Living in coal country, I have to say that coal is not such a great thing. Yes it does power our homes and gives us warmth, but the price we pay for it with human lives is something else entirely. Not just mines collapsing but black lung and the environmental impact of strip mining combined is appalling.

Do you know what they do with some of the old empty mines that have not collapsed on their own? They use them as landfills. Yes-- they actually shove trash down in the old mines. When we learned that, we doubled our efforts to reduce our waste because there is not much of a recycling program in the state. We actually save our plastic and glass and give it to our inlaws in Va to recycle for us. We save our cans to take to the metal place and newspapers to the local high school. Most everything else gets burned or composted. We take trash once a month to the landfill and it averages about 8 bags of trash. I wish we could do more, but these are the options we can do for now.

Kati said...

What needs to be done is a mass emailing/calling of the Obama (because he's the liklier of the two to actually SAY something like what you're wishing for) offices and tell them (through email or vocally or in person if you can get to a campaign office) that you want to see this candidate take public transportation seriously, take a revision of the support for small farmers seriously, and take the climate seriously. That we should make our rail system more of a focus than our road system. That we should work on a victory garden campaign, and encourage more of the money for our groceries to go to the farmers, and less to the manufacturers who attempt to turn real food into junk food. And that being ecologically sound doesn't mean giving up your 3 year old Hyundai for a brand-new Prius and giving your 16 year old the hyundai for their first vehical. (Dang it people, buy the 16 year old a bicycle, or tell them to hoof it! Personal pet peeve.) Being ecologically sound means using a clothes line instead of a drier, and composting and other such activities. Ones that use very little energy, and reduce energy elsewhere as well.
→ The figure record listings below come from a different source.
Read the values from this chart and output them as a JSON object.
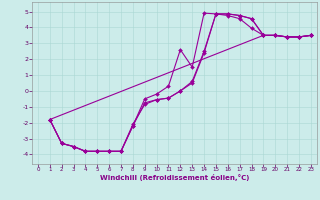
{
  "xlabel": "Windchill (Refroidissement éolien,°C)",
  "bg_color": "#ccecea",
  "grid_color": "#aad8d4",
  "line_color": "#990099",
  "marker": "D",
  "markersize": 2.0,
  "linewidth": 0.8,
  "xlim": [
    -0.5,
    23.5
  ],
  "ylim": [
    -4.6,
    5.6
  ],
  "xticks": [
    0,
    1,
    2,
    3,
    4,
    5,
    6,
    7,
    8,
    9,
    10,
    11,
    12,
    13,
    14,
    15,
    16,
    17,
    18,
    19,
    20,
    21,
    22,
    23
  ],
  "yticks": [
    -4,
    -3,
    -2,
    -1,
    0,
    1,
    2,
    3,
    4,
    5
  ],
  "lines": [
    {
      "x": [
        1,
        2,
        3,
        4,
        5,
        6,
        7,
        8,
        9,
        10,
        11,
        12,
        13,
        14,
        15,
        16,
        17,
        18,
        19,
        20,
        21,
        22,
        23
      ],
      "y": [
        -1.8,
        -3.3,
        -3.5,
        -3.8,
        -3.8,
        -3.8,
        -3.8,
        -2.2,
        -0.5,
        -0.2,
        0.3,
        2.6,
        1.5,
        4.9,
        4.85,
        4.75,
        4.55,
        3.95,
        3.5,
        3.5,
        3.4,
        3.4,
        3.5
      ]
    },
    {
      "x": [
        1,
        2,
        3,
        4,
        5,
        6,
        7,
        8,
        9,
        10,
        11,
        12,
        13,
        14,
        15,
        16,
        17,
        18,
        19,
        20,
        21,
        22,
        23
      ],
      "y": [
        -1.8,
        -3.3,
        -3.5,
        -3.8,
        -3.8,
        -3.8,
        -3.8,
        -2.2,
        -0.75,
        -0.55,
        -0.45,
        0.0,
        0.6,
        2.5,
        4.85,
        4.85,
        4.75,
        4.55,
        3.5,
        3.5,
        3.4,
        3.4,
        3.5
      ]
    },
    {
      "x": [
        1,
        2,
        3,
        4,
        5,
        6,
        7,
        8,
        9,
        10,
        11,
        12,
        13,
        14,
        15,
        16,
        17,
        18,
        19,
        20,
        21,
        22,
        23
      ],
      "y": [
        -1.8,
        -3.3,
        -3.5,
        -3.8,
        -3.8,
        -3.8,
        -3.8,
        -2.1,
        -0.85,
        -0.55,
        -0.45,
        0.0,
        0.5,
        2.4,
        4.85,
        4.85,
        4.75,
        4.55,
        3.5,
        3.5,
        3.4,
        3.4,
        3.5
      ]
    },
    {
      "x": [
        1,
        19,
        20,
        21,
        22,
        23
      ],
      "y": [
        -1.8,
        3.5,
        3.5,
        3.4,
        3.4,
        3.5
      ]
    }
  ]
}
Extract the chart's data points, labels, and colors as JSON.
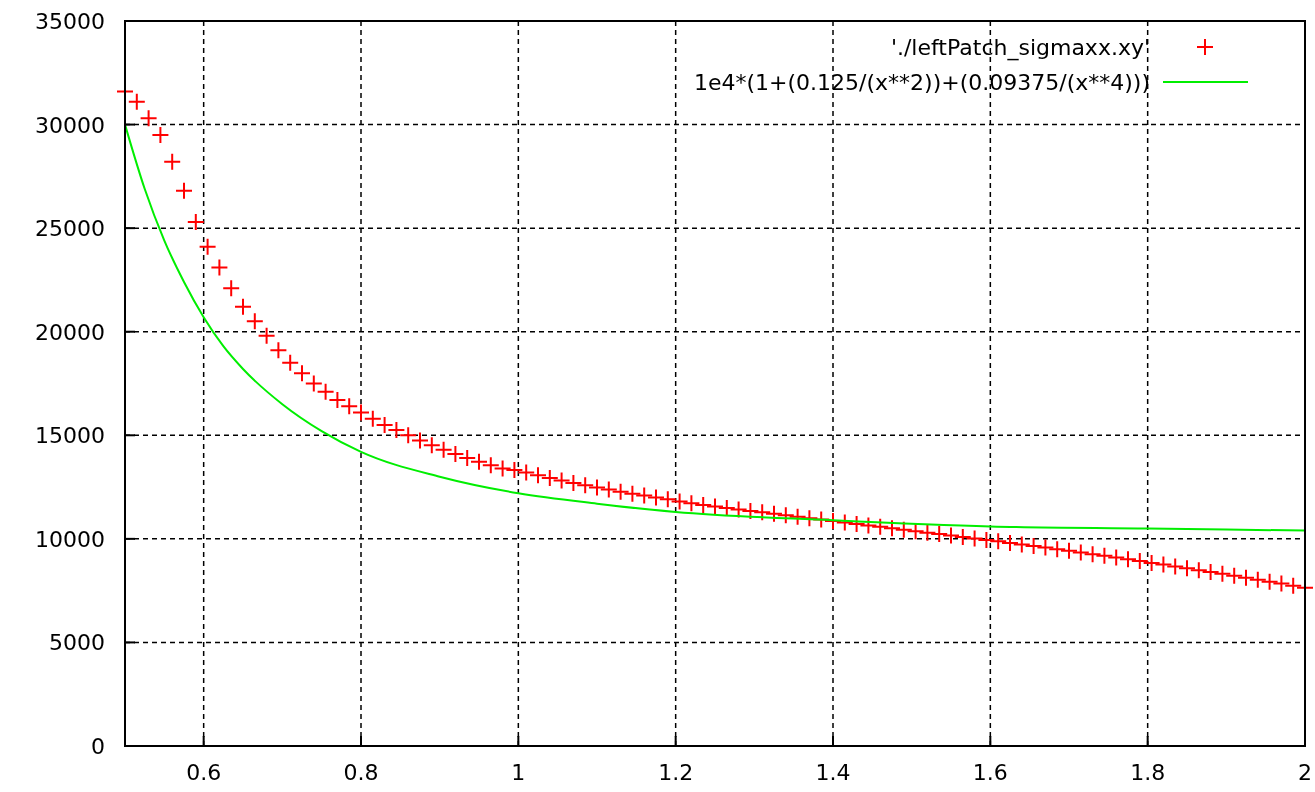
{
  "chart_data": {
    "type": "scatter",
    "xlim": [
      0.5,
      2
    ],
    "xticks": [
      0.6,
      0.8,
      1,
      1.2,
      1.4,
      1.6,
      1.8,
      2
    ],
    "ylim": [
      0,
      35000
    ],
    "yticks": [
      0,
      5000,
      10000,
      15000,
      20000,
      25000,
      30000,
      35000
    ],
    "grid": true,
    "legend": "top right",
    "series": [
      {
        "name": "'./leftPatch_sigmaxx.xy'",
        "marker": "cross",
        "color": "#ff0000",
        "x": [
          0.5,
          0.515,
          0.53,
          0.545,
          0.56,
          0.575,
          0.59,
          0.605,
          0.62,
          0.635,
          0.65,
          0.665,
          0.68,
          0.695,
          0.71,
          0.725,
          0.74,
          0.755,
          0.77,
          0.785,
          0.8,
          0.815,
          0.83,
          0.845,
          0.86,
          0.875,
          0.89,
          0.905,
          0.92,
          0.935,
          0.95,
          0.965,
          0.98,
          0.995,
          1.01,
          1.025,
          1.04,
          1.055,
          1.07,
          1.085,
          1.1,
          1.115,
          1.13,
          1.145,
          1.16,
          1.175,
          1.19,
          1.205,
          1.22,
          1.235,
          1.25,
          1.265,
          1.28,
          1.295,
          1.31,
          1.325,
          1.34,
          1.355,
          1.37,
          1.385,
          1.4,
          1.415,
          1.43,
          1.445,
          1.46,
          1.475,
          1.49,
          1.505,
          1.52,
          1.535,
          1.55,
          1.565,
          1.58,
          1.595,
          1.61,
          1.625,
          1.64,
          1.655,
          1.67,
          1.685,
          1.7,
          1.715,
          1.73,
          1.745,
          1.76,
          1.775,
          1.79,
          1.805,
          1.82,
          1.835,
          1.85,
          1.865,
          1.88,
          1.895,
          1.91,
          1.925,
          1.94,
          1.955,
          1.97,
          1.985,
          2.0
        ],
        "values": [
          31600,
          31100,
          30300,
          29500,
          28200,
          26800,
          25300,
          24100,
          23100,
          22100,
          21200,
          20500,
          19800,
          19100,
          18500,
          18000,
          17500,
          17100,
          16700,
          16400,
          16100,
          15800,
          15500,
          15250,
          15000,
          14750,
          14520,
          14300,
          14100,
          13900,
          13720,
          13550,
          13400,
          13330,
          13200,
          13070,
          12940,
          12820,
          12700,
          12590,
          12480,
          12380,
          12280,
          12180,
          12090,
          12000,
          11910,
          11800,
          11720,
          11640,
          11560,
          11490,
          11420,
          11350,
          11280,
          11210,
          11140,
          11070,
          11000,
          10930,
          10860,
          10790,
          10720,
          10650,
          10580,
          10510,
          10440,
          10370,
          10300,
          10230,
          10160,
          10090,
          10020,
          9950,
          9880,
          9800,
          9730,
          9650,
          9580,
          9500,
          9420,
          9340,
          9260,
          9180,
          9100,
          9010,
          8930,
          8840,
          8760,
          8670,
          8580,
          8490,
          8400,
          8310,
          8220,
          8120,
          8030,
          7930,
          7840,
          7740,
          7640
        ]
      },
      {
        "name": "1e4*(1+(0.125/(x**2))+(0.09375/(x**4)))",
        "type": "line",
        "line_style": "solid",
        "color": "#00ee00",
        "x": [
          0.5,
          0.525,
          0.55,
          0.575,
          0.6,
          0.625,
          0.65,
          0.7,
          0.75,
          0.8,
          0.9,
          1.0,
          1.1,
          1.2,
          1.4,
          1.6,
          1.8,
          2.0
        ],
        "values": [
          30000,
          26900,
          24400,
          22400,
          20700,
          19300,
          18200,
          16500,
          15200,
          14200,
          13000,
          12200,
          11700,
          11300,
          10900,
          10600,
          10500,
          10400
        ]
      }
    ]
  }
}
THESE are the sorts of things I've emailed Obama's campaign organisers myself, much to MY Hubby's chagrin. *wry smile*

Hope you don't get flamed by the hubby for this, BG!

RuthieJ said...

I'm ready to vote for the Barefoot/Kati ticket!
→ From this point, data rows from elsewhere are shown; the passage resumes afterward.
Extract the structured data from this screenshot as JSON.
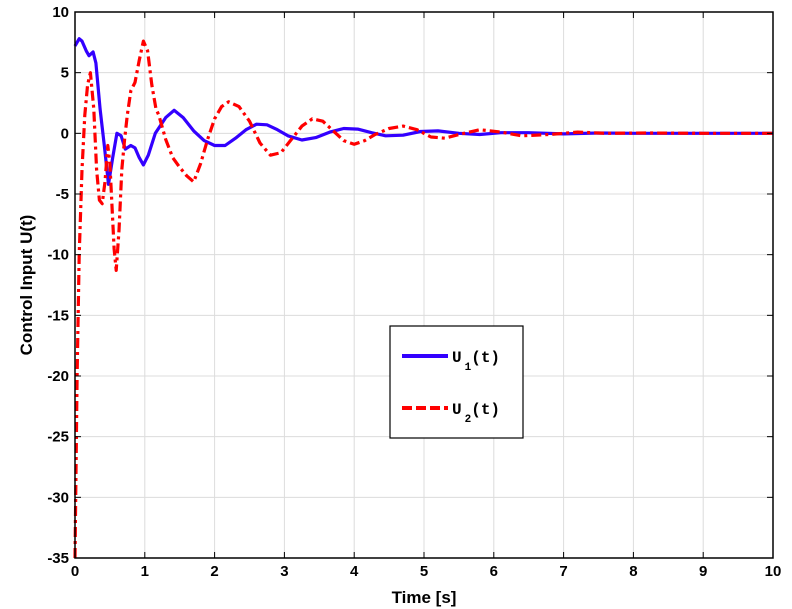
{
  "chart_data": {
    "type": "line",
    "title": "",
    "xlabel": "Time [s]",
    "ylabel": "Control Input U(t)",
    "xlim": [
      0,
      10
    ],
    "ylim": [
      -35,
      10
    ],
    "xticks": [
      0,
      1,
      2,
      3,
      4,
      5,
      6,
      7,
      8,
      9,
      10
    ],
    "yticks": [
      10,
      5,
      0,
      -5,
      -10,
      -15,
      -20,
      -25,
      -30,
      -35
    ],
    "grid": true,
    "legend_position": "center-right",
    "series": [
      {
        "name": "U_1(t)",
        "legend_main": "U",
        "legend_sub": "1",
        "legend_tail": "(t)",
        "color": "#3300ff",
        "style": "solid",
        "points": [
          [
            0,
            7.2
          ],
          [
            0.06,
            7.8
          ],
          [
            0.1,
            7.6
          ],
          [
            0.16,
            6.8
          ],
          [
            0.2,
            6.4
          ],
          [
            0.26,
            6.7
          ],
          [
            0.3,
            5.8
          ],
          [
            0.36,
            2
          ],
          [
            0.42,
            -1
          ],
          [
            0.48,
            -4.2
          ],
          [
            0.54,
            -2
          ],
          [
            0.6,
            0
          ],
          [
            0.66,
            -0.2
          ],
          [
            0.72,
            -1.3
          ],
          [
            0.8,
            -1
          ],
          [
            0.86,
            -1.2
          ],
          [
            0.92,
            -2
          ],
          [
            0.98,
            -2.6
          ],
          [
            1.05,
            -1.8
          ],
          [
            1.15,
            0
          ],
          [
            1.3,
            1.3
          ],
          [
            1.42,
            1.9
          ],
          [
            1.55,
            1.3
          ],
          [
            1.7,
            0.2
          ],
          [
            1.85,
            -0.6
          ],
          [
            2.0,
            -1
          ],
          [
            2.15,
            -1
          ],
          [
            2.3,
            -0.4
          ],
          [
            2.45,
            0.3
          ],
          [
            2.6,
            0.75
          ],
          [
            2.75,
            0.7
          ],
          [
            2.9,
            0.3
          ],
          [
            3.05,
            -0.2
          ],
          [
            3.25,
            -0.55
          ],
          [
            3.45,
            -0.35
          ],
          [
            3.65,
            0.1
          ],
          [
            3.85,
            0.4
          ],
          [
            4.05,
            0.35
          ],
          [
            4.25,
            0.05
          ],
          [
            4.45,
            -0.2
          ],
          [
            4.7,
            -0.15
          ],
          [
            4.95,
            0.15
          ],
          [
            5.2,
            0.2
          ],
          [
            5.5,
            0
          ],
          [
            5.8,
            -0.1
          ],
          [
            6.1,
            0.05
          ],
          [
            6.5,
            0.05
          ],
          [
            7,
            -0.05
          ],
          [
            7.5,
            0.03
          ],
          [
            8,
            0
          ],
          [
            9,
            0
          ],
          [
            10,
            0
          ]
        ]
      },
      {
        "name": "U_2(t)",
        "legend_main": "U",
        "legend_sub": "2",
        "legend_tail": "(t)",
        "color": "#ff0000",
        "style": "dashed",
        "points": [
          [
            0,
            -35
          ],
          [
            0.03,
            -20
          ],
          [
            0.06,
            -10
          ],
          [
            0.1,
            -3
          ],
          [
            0.14,
            1.5
          ],
          [
            0.18,
            4
          ],
          [
            0.22,
            5
          ],
          [
            0.27,
            2
          ],
          [
            0.31,
            -3
          ],
          [
            0.35,
            -5.5
          ],
          [
            0.39,
            -5.8
          ],
          [
            0.43,
            -4
          ],
          [
            0.47,
            -1
          ],
          [
            0.5,
            -2.5
          ],
          [
            0.53,
            -6
          ],
          [
            0.56,
            -9.5
          ],
          [
            0.59,
            -11.3
          ],
          [
            0.63,
            -8
          ],
          [
            0.67,
            -3
          ],
          [
            0.71,
            -0.5
          ],
          [
            0.75,
            1.5
          ],
          [
            0.8,
            3.5
          ],
          [
            0.86,
            4.2
          ],
          [
            0.92,
            6
          ],
          [
            0.98,
            7.6
          ],
          [
            1.04,
            6.8
          ],
          [
            1.1,
            4
          ],
          [
            1.16,
            2
          ],
          [
            1.2,
            1.5
          ],
          [
            1.3,
            -0.5
          ],
          [
            1.4,
            -2
          ],
          [
            1.5,
            -2.8
          ],
          [
            1.6,
            -3.5
          ],
          [
            1.7,
            -4
          ],
          [
            1.8,
            -2.5
          ],
          [
            1.9,
            -0.5
          ],
          [
            2.0,
            1.2
          ],
          [
            2.1,
            2.2
          ],
          [
            2.2,
            2.6
          ],
          [
            2.35,
            2.2
          ],
          [
            2.5,
            1
          ],
          [
            2.65,
            -0.8
          ],
          [
            2.8,
            -1.8
          ],
          [
            2.95,
            -1.6
          ],
          [
            3.1,
            -0.5
          ],
          [
            3.25,
            0.6
          ],
          [
            3.4,
            1.2
          ],
          [
            3.55,
            1
          ],
          [
            3.7,
            0.2
          ],
          [
            3.85,
            -0.6
          ],
          [
            4.0,
            -0.9
          ],
          [
            4.15,
            -0.6
          ],
          [
            4.3,
            -0.1
          ],
          [
            4.5,
            0.4
          ],
          [
            4.7,
            0.6
          ],
          [
            4.9,
            0.3
          ],
          [
            5.1,
            -0.3
          ],
          [
            5.3,
            -0.4
          ],
          [
            5.5,
            -0.1
          ],
          [
            5.8,
            0.3
          ],
          [
            6.1,
            0.1
          ],
          [
            6.4,
            -0.2
          ],
          [
            6.8,
            -0.1
          ],
          [
            7.2,
            0.1
          ],
          [
            7.6,
            0
          ],
          [
            8.2,
            0.03
          ],
          [
            9,
            0
          ],
          [
            10,
            0
          ]
        ]
      }
    ]
  }
}
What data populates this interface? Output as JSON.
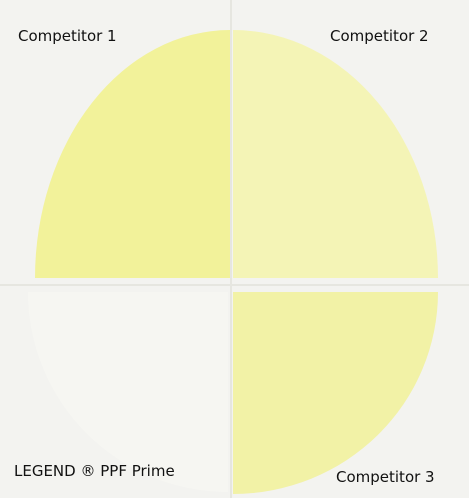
{
  "labels": {
    "top_left": "Competitor 1",
    "top_right": "Competitor 2",
    "bottom_left": "LEGEND ® PPF Prime",
    "bottom_right": "Competitor 3"
  }
}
You've definitely hit the nail on the head with this post, Barefoot. I've been listening to some of the commercials and sound bites too and not once have I heard any mention of conservation and changing our habits--which is truly where the solution lies. I've made some changes at home that I know Mr. Johnson isn't thrilled with (he didn't like freezing his buns much last winter), but I like to think I'm doing my part and always happy to find more ways to "reduce, reuse & recycle."

Wendy said...

Having grown up in a part of the country where coal is (and has been for decades) mined, I have to say that nothing about coal is clean. Nothing about mining coal is good - for the communities dependent on mining as an economic base, for the people who end up disabled due to black lung or something else, for the land from which it is stripped or dug out.
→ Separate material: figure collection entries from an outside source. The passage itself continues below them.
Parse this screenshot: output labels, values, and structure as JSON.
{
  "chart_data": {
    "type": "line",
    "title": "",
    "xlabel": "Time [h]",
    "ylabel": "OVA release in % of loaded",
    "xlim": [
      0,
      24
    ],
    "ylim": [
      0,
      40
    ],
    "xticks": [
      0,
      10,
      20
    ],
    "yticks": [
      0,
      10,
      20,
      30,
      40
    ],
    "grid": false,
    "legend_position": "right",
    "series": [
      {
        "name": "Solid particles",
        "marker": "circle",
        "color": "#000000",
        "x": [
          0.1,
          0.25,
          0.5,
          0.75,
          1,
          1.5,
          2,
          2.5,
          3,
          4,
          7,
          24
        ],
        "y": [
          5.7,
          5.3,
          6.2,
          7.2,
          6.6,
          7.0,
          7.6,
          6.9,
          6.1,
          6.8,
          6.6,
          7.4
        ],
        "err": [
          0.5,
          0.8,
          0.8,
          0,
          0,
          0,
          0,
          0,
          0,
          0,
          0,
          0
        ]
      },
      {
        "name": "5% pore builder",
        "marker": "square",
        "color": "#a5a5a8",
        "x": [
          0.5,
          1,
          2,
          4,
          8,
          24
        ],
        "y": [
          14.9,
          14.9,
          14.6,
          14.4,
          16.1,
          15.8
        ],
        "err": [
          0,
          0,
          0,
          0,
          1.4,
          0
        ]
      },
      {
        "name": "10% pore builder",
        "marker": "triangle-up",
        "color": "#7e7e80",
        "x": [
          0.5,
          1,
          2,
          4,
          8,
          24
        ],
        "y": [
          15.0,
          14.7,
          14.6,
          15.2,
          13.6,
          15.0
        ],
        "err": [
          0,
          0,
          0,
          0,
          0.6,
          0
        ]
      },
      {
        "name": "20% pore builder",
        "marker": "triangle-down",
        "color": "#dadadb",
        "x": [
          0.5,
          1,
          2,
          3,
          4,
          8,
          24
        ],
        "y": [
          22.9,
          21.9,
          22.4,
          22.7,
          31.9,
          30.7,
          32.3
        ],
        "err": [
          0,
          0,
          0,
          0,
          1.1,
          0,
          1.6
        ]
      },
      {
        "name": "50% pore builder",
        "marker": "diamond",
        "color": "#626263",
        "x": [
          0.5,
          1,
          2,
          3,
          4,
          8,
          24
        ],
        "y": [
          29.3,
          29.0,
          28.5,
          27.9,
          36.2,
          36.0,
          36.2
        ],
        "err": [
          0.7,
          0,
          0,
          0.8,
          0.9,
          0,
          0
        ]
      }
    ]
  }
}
I'm seriously thinking about NOT voting - for the first time in many years, I'm afraid, because there really is no good choice as far as I'm concerned. There's not even a "lesser of two evils" this time around. At first I thought BO might be a good choice, but when he said he thought there should be a second stimulus sent out to people on unemployment, I wanted to scream. Hello? The first time it didn't work, and if those people don't have jobs now, ya think they're going to spend their money on anything except rent, food or fuel? - None of which will "stimulate" the economy the way those checks were intended.

I'd love to see the President freezing his buns off, but I won't hold my breath ....

P.S. The solar system Carter installed on the White House now resides at Unity College here in Maine ;). He was probably the best President this country had, and did just what you want our President to do, and no one liked him. Sad, really.